I recently came across the following
Define $f: \Bbb R \to \Bbb R$ by $$f(x)=\frac{3x^2+1}{x^2+3}$$ Let $f^{\circ 1}=f$ and let $f^{\circ n}=f^{\circ {n-1}} \circ f$ for all $n \geq 2$. Then prove that $$\lim_{n \to \infty} f^{\circ n}(1/2)=1\;\;\text{and}\;\;\lim_{n \to \infty} f^{\circ n}(2)=1$$
I thought this problem is an application of fixed point iteration method (FPIM). Here, we have $1$ is the only fixed point of $f$. In order to apply FPIM , we want some $\alpha$ so that the derivative $\vert f'(x) \vert \leq \alpha<1$. But $f'(x)=\frac{16x}{(x^2+3)^2}$ and $f'$ attains $1$ at $1$. That is, $f'(1)=1$. So we cannot apply this result .What Im misunderstanding ? Any Ideas to go right track?

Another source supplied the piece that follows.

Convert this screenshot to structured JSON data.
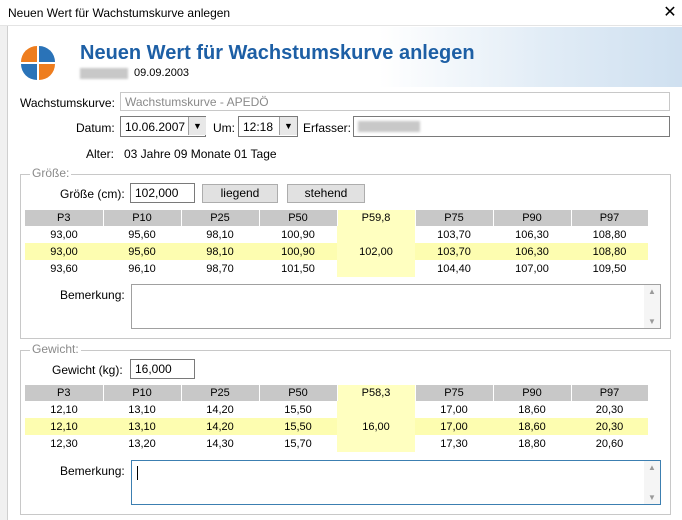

One way is to show that $a_n=f(a_{n-1})$ is monotone for $a_0 \in \{ 2, 1/2\}$. Then it suffices to show that the sequence is bounded. If you have that, you may apply the montone convergence theorem. You should also look at the set of fixed-points that satisfy $x=f(x)$.